In a statement presented by the employer Wong San-wing at the Labour Tribunal in Hong Kong on Tuesday (May 21), Wong refused to pay the HK$113,000 (US$14,396) claim of 48-year-old worker Rowena Obaldo because the employer claimed that the worker had found a new employer after her dismissal.

However, Obaldo had once again been terminated by her new employer after only a month, Wong said. Obaldo’s damages claim was based mostly on her loss of income during the four years which she attributed to her employment with Wong, employment agent CK Chan and mainland employer DZ Huang.

The three were convicted in a “conspiracy to defraud” cases filed against them by immigration and were each sentenced to six months in jail, suspended for two years. The three appealed their case in the High Court last September, but lost in their bid.

During this period, Obaldo was unable to find work while incurring expenses, so she increased her damages claim from HKD 70,000 to HKD 113,000.

In August 2015, Obaldo was interviewed by Huang and was then informed by the agent to sign a work contract with Wong, as the employer supposedly liked her. She began her employment in Wong’s Hung Hom flat on June 11 that year.

Then on August 2015, Wong told Obaldo that she was bringing her on a holiday to the mainland with the employer’s daughter and son. Obaldo applied for a visitor visa to China and travelled with Wong and her children across the border to their destination. However, Obaldo claimed that she could not remember the name of the place.

It was only then that Obaldo learned that she was taken to China to work for Huang, and that the children were not Wong’s but Huang’s. Left without anything to do about the situation since her passport was taken by Huang, Obaldo performed domestic work such as cleaning the house, cooking, shopping in the market, and taking the children to their activity centres.

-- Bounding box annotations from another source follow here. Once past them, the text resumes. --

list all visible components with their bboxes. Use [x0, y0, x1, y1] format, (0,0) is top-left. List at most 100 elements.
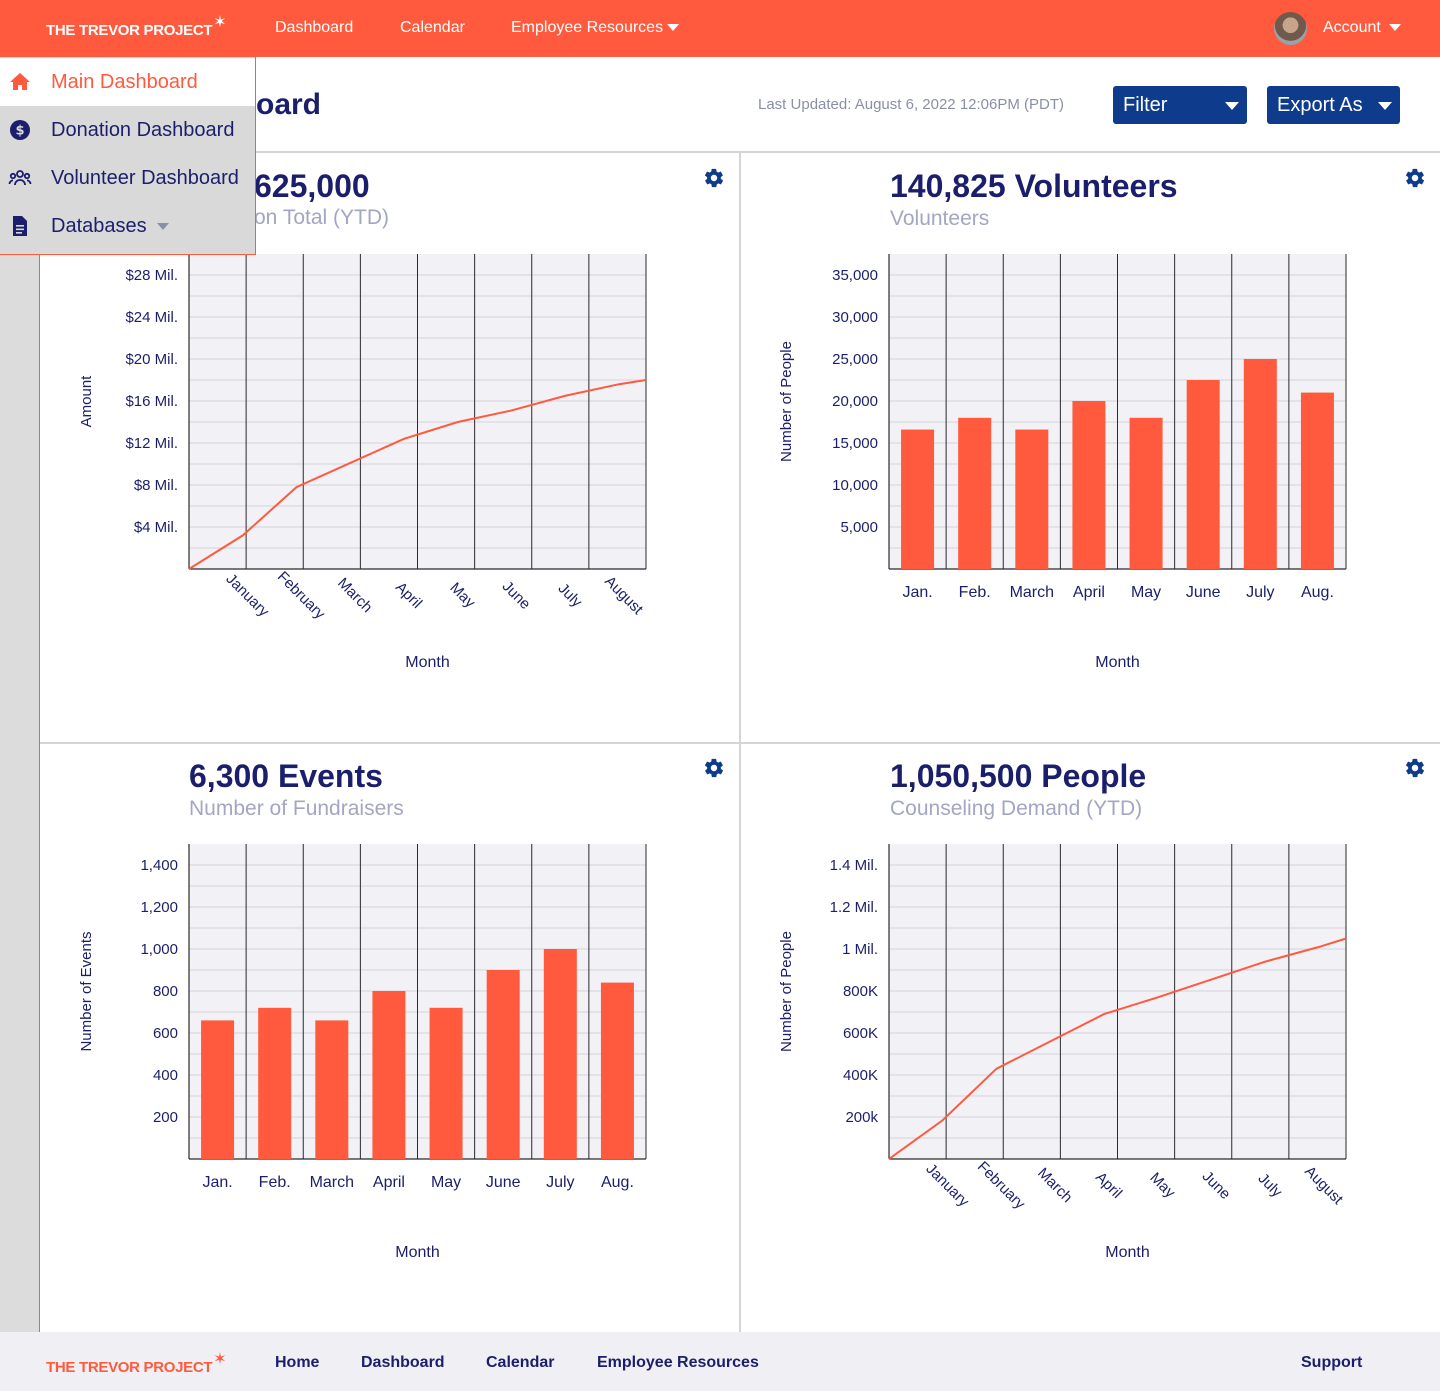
footer-link-support[interactable]: Support: [1301, 1354, 1363, 1371]
divider: [40, 742, 1440, 744]
side-menu: Main Dashboard $ Donation Dashboard Volu…: [0, 57, 256, 255]
filter-label: Filter: [1123, 94, 1168, 116]
y-tick-label: $16 Mil.: [125, 393, 178, 410]
bar: [486, 970, 520, 1159]
y-tick-label: 30,000: [832, 309, 878, 326]
y-tick-label: 1.4 Mil.: [830, 857, 878, 874]
x-axis-title: Month: [1095, 654, 1139, 671]
star-icon: ✶: [213, 1351, 227, 1368]
x-axis-title: Month: [1105, 1244, 1149, 1261]
y-tick-label: 600K: [843, 1025, 878, 1042]
x-tick-label: April: [1073, 584, 1105, 601]
menu-item-main-dashboard[interactable]: Main Dashboard: [0, 58, 255, 106]
x-tick-label: June: [499, 578, 534, 613]
x-tick-label: March: [1034, 1165, 1075, 1206]
people-icon: [8, 170, 32, 186]
chevron-down-icon: [1225, 102, 1239, 110]
bar: [1186, 380, 1220, 569]
y-tick-label: 1,400: [140, 857, 178, 874]
kpi-donations: 625,000: [254, 168, 370, 204]
y-tick-label: 400K: [843, 1067, 878, 1084]
y-axis-title: Amount: [78, 375, 95, 428]
databases-label: Databases: [51, 215, 147, 237]
footer-link-calendar[interactable]: Calendar: [486, 1354, 555, 1371]
dollar-circle-icon: $: [10, 120, 30, 140]
filter-dropdown[interactable]: Filter: [1113, 86, 1247, 124]
svg-text:$: $: [15, 124, 24, 139]
x-axis-title: Month: [395, 1244, 439, 1261]
menu-item-volunteer-dashboard[interactable]: Volunteer Dashboard: [0, 154, 255, 202]
footer-link-dashboard[interactable]: Dashboard: [361, 1354, 445, 1371]
y-tick-label: $20 Mil.: [125, 351, 178, 368]
home-icon: [10, 73, 30, 90]
menu-item-databases[interactable]: Databases: [0, 202, 255, 250]
x-tick-label: June: [486, 1174, 521, 1191]
x-tick-label: January: [222, 570, 272, 620]
menu-item-donation-dashboard[interactable]: $ Donation Dashboard: [0, 106, 255, 154]
account-menu[interactable]: Account: [1323, 19, 1401, 37]
x-tick-label: June: [1186, 584, 1221, 601]
bar: [1129, 417, 1163, 569]
footer-link-employee-resources[interactable]: Employee Resources: [597, 1354, 759, 1371]
chart-counseling: 200k 400K 600K 800K 1 Mil. 1.2 Mil. 1.4 Mil. Ja…: [740, 830, 1400, 1280]
menu-item-label: Volunteer Dashboard: [51, 167, 239, 189]
kpi-volunteers: 140,825 Volunteers: [890, 168, 1178, 204]
sidebar-rail: [0, 57, 40, 1332]
bar: [958, 417, 992, 569]
bar: [1015, 429, 1049, 569]
bar: [372, 991, 406, 1159]
subtitle-volunteers: Volunteers: [890, 207, 990, 230]
menu-item-label: Databases: [51, 215, 169, 238]
nav-calendar[interactable]: Calendar: [400, 19, 465, 36]
y-tick-label: 10,000: [832, 477, 878, 494]
menu-item-label: Donation Dashboard: [51, 119, 235, 141]
subtitle-counseling: Counseling Demand (YTD): [890, 797, 1143, 820]
x-tick-label: July: [1255, 1170, 1286, 1201]
y-tick-label: $24 Mil.: [125, 309, 178, 326]
footer-link-home[interactable]: Home: [275, 1354, 320, 1371]
y-tick-label: 1,000: [140, 941, 178, 958]
star-icon: ✶: [213, 14, 227, 31]
chevron-down-icon: [1388, 24, 1401, 32]
gear-icon[interactable]: [703, 167, 725, 189]
y-tick-label: 20,000: [832, 393, 878, 410]
export-label: Export As: [1277, 94, 1363, 116]
x-tick-label: January: [922, 1160, 972, 1210]
x-tick-label: July: [546, 1174, 574, 1191]
series-line: [188, 379, 647, 570]
x-tick-label: Aug.: [1301, 584, 1334, 601]
x-tick-label: June: [1199, 1168, 1234, 1203]
x-tick-label: March: [334, 575, 375, 616]
brand-logo[interactable]: THE TREVOR PROJECT ✶: [46, 14, 227, 39]
y-tick-label: 400: [153, 1067, 178, 1084]
x-tick-label: March: [1010, 584, 1054, 601]
footer-logo[interactable]: THE TREVOR PROJECT ✶: [46, 1351, 227, 1376]
x-tick-label: February: [974, 1158, 1029, 1213]
y-tick-label: 35,000: [832, 267, 878, 284]
nav-employee-resources[interactable]: Employee Resources: [511, 19, 680, 37]
chart-svg: $4 Mil. $8 Mil. $12 Mil. $16 Mil. $20 Mil. $2…: [78, 254, 647, 671]
subtitle-events: Number of Fundraisers: [189, 797, 404, 820]
avatar[interactable]: [1274, 12, 1307, 45]
y-tick-label: 800: [153, 983, 178, 1000]
nav-dashboard[interactable]: Dashboard: [275, 19, 354, 36]
series-line: [888, 937, 1347, 1160]
x-tick-label: May: [431, 1174, 461, 1191]
export-dropdown[interactable]: Export As: [1267, 86, 1400, 124]
gear-icon[interactable]: [703, 757, 725, 779]
y-axis-title: Number of People: [778, 341, 795, 462]
chevron-down-icon: [667, 24, 680, 32]
document-icon: [13, 216, 27, 236]
x-tick-label: July: [1246, 584, 1274, 601]
nav-employee-resources-label: Employee Resources: [511, 19, 664, 36]
x-tick-label: Jan.: [202, 1174, 232, 1191]
gear-icon[interactable]: [1404, 757, 1426, 779]
x-tick-label: May: [1146, 1169, 1178, 1201]
y-tick-label: $12 Mil.: [125, 435, 178, 452]
y-tick-label: $8 Mil.: [134, 477, 178, 494]
gear-icon[interactable]: [1404, 167, 1426, 189]
x-tick-label: Feb.: [259, 1174, 291, 1191]
x-tick-label: August: [601, 573, 647, 619]
x-tick-label: August: [1301, 1163, 1347, 1209]
y-axis-title: Number of People: [778, 931, 795, 1052]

Obaldo said that she always felt anxious during her stay at Huang’s because she knew that her status on the mainland was illegal. When her visa was about to expire, Huang instructed Obaldo to return to Hong Kong on September 25 to renew it. It was only then that she had found the opportunity to report what had happened to her to the Immigration Department of Hong Kong and also to the Philippine Consulate.

The following day, Obaldo told Wong and the agent that she no longer wants to go back to the mainland, and at that point, her contract was terminated and she has had difficulty to look for another job since.